The 2019 German Film Festival features an impressive line-up of acclaimed works, including 25 km/hr, which lives up to its billing as a “feel-good comedy”.
I will resist the temptation to kick off with a crack about German humour, firstly because it’s too obvious, secondly because 25 km/h really is quite a funny flick.
It’s one of those films in which adult siblings who have had no contact for years are thrown together by the death of the remaining parent. As is usual in this sub-genre, the siblings – in this case 40-something Georg (Bjarne Mädel) and older bro Christian (Lars Eidinger) – have unresolved differences stretching way back.
Georg has stayed in their small home village, looking after their father until the end. He is resentful of Christian, who left as soon as he was able and is now a successful businessman stationed in Singapore. Just how resentful is demonstrated, rather implausibly, in the introductory scenes, when Christian rolls up late to their father’s funeral, and is set upon by Georg as mourners at the graveside watch on open-mouthed.
The scrap is nothing that a few too many schnapps back at the family home won’t remedy. In a moment of drunken impulse prompted by Christian, the lads drag a couple of old mopeds out of storage and set off through the night on a road trip they’d planned as adolescents. The aim is to ride at 25 km/h through Germany, completing various tasks en route (eg: bedding women, eating every dish on the menu at a Greek restaurant, rolling a cow….you get the idea). The trip is to be completed by their pissing in the Baltic Sea.

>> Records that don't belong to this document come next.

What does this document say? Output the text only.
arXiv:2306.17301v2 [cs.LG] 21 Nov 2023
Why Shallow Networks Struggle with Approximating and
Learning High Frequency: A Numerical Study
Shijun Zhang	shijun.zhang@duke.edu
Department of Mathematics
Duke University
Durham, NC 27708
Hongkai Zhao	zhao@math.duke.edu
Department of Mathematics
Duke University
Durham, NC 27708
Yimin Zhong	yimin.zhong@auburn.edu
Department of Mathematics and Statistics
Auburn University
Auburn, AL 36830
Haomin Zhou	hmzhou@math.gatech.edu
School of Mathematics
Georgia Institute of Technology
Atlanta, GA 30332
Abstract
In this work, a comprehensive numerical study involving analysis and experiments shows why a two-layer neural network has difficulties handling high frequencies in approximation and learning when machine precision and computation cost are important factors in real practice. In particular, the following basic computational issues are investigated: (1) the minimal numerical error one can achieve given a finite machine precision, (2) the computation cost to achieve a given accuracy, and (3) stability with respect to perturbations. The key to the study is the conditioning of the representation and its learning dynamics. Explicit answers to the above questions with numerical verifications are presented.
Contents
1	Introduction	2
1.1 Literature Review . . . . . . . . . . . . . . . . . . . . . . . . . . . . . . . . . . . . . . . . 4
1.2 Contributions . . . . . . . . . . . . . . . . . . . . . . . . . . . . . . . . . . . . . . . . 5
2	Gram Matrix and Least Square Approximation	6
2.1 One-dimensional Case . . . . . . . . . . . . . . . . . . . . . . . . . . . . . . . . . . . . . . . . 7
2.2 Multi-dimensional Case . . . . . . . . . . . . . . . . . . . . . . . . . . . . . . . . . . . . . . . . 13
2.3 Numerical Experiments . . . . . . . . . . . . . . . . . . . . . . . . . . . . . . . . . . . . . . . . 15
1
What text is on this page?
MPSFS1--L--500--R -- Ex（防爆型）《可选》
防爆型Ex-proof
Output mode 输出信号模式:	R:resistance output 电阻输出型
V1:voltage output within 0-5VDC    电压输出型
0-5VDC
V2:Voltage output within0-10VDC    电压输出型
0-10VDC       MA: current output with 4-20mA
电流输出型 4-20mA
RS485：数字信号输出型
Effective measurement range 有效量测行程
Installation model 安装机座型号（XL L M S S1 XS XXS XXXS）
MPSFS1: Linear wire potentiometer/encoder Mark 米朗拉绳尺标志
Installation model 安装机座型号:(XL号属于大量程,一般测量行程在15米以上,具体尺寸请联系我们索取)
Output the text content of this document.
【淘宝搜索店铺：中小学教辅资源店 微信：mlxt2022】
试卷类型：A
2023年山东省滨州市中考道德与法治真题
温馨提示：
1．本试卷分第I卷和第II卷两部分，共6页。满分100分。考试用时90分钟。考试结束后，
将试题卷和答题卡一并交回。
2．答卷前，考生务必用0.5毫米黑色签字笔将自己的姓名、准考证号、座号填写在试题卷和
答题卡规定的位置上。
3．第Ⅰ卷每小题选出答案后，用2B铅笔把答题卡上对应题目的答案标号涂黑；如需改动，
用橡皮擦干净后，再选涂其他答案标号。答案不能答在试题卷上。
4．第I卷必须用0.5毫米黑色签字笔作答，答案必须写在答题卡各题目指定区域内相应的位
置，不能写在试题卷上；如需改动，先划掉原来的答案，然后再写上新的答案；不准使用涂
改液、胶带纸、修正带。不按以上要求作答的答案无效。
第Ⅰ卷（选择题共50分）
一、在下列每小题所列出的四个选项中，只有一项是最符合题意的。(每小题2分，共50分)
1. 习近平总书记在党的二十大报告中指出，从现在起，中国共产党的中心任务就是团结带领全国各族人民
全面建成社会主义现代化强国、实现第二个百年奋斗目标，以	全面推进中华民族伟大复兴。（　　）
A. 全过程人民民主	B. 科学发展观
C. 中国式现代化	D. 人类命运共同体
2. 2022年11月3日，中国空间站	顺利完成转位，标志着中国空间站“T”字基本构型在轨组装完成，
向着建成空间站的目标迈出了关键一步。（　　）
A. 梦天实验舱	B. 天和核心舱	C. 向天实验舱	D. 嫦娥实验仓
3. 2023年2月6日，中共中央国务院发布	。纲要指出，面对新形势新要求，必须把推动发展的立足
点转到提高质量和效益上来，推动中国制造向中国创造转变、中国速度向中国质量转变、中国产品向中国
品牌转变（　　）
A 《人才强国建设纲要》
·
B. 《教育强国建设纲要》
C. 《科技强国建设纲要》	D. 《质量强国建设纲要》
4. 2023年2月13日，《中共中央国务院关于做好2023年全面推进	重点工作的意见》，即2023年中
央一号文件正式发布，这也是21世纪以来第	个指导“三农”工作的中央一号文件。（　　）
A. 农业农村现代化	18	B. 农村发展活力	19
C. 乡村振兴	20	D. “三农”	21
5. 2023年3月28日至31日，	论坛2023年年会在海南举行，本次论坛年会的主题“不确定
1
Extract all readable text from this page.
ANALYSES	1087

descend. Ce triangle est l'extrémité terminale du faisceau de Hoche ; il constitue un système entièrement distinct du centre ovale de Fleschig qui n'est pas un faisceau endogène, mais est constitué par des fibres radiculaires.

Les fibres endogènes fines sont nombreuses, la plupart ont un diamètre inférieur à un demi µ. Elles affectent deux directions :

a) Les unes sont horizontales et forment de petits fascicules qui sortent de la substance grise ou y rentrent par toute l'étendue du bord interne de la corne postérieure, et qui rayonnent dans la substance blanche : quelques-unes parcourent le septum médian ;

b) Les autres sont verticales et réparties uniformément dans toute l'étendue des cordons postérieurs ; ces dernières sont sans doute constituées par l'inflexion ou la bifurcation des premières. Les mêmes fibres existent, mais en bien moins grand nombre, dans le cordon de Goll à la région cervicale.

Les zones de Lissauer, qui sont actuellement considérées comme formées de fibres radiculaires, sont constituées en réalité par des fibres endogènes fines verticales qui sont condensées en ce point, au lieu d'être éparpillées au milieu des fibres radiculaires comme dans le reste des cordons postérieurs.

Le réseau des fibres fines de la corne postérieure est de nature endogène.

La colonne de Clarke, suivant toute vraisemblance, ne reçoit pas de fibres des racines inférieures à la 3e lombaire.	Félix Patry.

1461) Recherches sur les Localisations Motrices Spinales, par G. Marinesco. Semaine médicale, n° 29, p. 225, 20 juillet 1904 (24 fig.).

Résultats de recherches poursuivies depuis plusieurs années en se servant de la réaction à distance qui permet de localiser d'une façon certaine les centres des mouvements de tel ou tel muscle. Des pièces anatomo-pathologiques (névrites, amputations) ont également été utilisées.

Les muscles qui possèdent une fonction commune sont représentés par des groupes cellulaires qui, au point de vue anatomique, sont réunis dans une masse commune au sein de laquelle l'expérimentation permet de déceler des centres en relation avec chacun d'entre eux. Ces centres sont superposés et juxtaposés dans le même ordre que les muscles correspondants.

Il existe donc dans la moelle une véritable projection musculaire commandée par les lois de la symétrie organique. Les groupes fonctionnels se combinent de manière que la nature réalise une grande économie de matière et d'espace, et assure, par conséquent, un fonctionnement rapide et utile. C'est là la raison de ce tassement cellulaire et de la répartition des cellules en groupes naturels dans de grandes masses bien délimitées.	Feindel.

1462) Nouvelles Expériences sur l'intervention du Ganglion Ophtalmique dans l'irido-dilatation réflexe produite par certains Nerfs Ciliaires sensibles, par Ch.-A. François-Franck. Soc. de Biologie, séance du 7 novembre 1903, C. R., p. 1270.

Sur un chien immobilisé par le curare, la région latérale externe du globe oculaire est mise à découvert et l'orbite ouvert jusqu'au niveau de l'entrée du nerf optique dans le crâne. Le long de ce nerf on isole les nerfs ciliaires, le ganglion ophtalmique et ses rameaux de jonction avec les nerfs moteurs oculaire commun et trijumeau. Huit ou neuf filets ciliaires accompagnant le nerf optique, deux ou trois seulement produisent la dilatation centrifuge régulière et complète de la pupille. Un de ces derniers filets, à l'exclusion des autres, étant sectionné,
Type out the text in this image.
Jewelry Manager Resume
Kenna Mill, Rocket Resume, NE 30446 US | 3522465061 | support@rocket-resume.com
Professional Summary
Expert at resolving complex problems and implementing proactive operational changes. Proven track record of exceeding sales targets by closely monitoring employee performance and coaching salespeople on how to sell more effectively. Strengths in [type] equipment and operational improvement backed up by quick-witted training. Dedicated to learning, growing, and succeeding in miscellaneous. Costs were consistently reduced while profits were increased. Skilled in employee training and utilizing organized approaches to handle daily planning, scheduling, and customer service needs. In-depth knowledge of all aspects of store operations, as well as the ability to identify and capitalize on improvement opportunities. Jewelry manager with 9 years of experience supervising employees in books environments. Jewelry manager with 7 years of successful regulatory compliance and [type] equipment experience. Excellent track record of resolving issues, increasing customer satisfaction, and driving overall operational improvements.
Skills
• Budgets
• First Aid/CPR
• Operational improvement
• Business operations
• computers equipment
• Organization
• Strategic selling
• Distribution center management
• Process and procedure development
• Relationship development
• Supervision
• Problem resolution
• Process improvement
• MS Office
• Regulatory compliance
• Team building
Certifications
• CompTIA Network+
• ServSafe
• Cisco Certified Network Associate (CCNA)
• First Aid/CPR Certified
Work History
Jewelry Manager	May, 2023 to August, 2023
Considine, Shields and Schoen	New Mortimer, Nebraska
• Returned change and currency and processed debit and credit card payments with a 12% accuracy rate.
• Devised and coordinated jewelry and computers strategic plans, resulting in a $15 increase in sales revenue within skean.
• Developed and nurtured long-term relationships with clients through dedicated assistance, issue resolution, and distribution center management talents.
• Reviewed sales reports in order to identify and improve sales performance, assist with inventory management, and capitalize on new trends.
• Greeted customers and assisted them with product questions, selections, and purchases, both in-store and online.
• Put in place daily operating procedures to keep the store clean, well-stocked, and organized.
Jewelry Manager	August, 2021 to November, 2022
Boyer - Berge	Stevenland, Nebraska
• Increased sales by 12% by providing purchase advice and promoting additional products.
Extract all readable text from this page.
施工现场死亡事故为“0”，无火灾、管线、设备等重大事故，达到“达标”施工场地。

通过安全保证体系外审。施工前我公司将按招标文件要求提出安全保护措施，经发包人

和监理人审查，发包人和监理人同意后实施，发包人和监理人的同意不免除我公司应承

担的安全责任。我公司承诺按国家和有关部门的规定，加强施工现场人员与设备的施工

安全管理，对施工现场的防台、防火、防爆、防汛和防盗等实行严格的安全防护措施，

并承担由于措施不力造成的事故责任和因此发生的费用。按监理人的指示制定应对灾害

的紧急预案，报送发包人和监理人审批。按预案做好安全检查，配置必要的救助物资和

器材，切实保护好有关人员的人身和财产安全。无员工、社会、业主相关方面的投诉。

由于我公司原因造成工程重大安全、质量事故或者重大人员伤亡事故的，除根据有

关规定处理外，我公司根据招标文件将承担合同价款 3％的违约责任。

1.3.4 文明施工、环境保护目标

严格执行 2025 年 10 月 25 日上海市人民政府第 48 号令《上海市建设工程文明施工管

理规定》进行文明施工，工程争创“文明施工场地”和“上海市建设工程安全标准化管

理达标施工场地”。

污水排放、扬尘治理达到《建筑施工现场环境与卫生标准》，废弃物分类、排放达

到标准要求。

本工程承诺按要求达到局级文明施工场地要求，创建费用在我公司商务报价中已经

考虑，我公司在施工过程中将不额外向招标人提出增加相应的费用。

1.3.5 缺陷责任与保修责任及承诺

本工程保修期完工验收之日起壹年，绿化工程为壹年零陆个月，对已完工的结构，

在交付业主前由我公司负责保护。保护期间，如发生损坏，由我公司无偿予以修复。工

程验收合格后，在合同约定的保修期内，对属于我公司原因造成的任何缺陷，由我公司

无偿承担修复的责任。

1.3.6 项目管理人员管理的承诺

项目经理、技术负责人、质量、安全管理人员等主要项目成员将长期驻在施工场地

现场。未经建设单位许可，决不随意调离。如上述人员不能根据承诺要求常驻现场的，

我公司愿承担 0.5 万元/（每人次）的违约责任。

Although the shape of the narrative is well familiar, there are some twists and surprises along the way. The boys’ trip also takes in some lovely scenery, including the Black Forest region. The real strength of the movie, though, is the performances of the leads.
Mädel and Eidinger play off each other with panache, combining great comedic timing with a capacity to bring poignancy to their characters and relationship when required. Both end up endearing themselves to the viewer as they gradually and at times painfully force each other to confront the uncomfortable personal truths they have long sought to rationalise away. Thus, they evolve as characters, re-connecting in the process.
25 km/h is an enjoyable and entertaining ride that offers plenty of light-hearted moments and a few that pluck at the heart strings, as the sibling adversaries ultimately bring the best out of each other. Recommended.
Note: There’s lots to like about the 2019 German Film Festival, culminating in the closing night, which features the celebrated and controversial classic 1931 film version of Bertolt Brecht’s wonderful satire The Threepenny Opera (great great music, too, the most famous example being the much covered Mack the Knife). See here for Perth program and screening times.
(note: Australian screenings have English subtitles)
Movie Website: https://germanfilmfestival.com.au/films/25kmh
Australian release date: 25 km/h screens as part of the 2019 German Film Festival (in Perth at Palace Cinema Paradiso and Raine Square).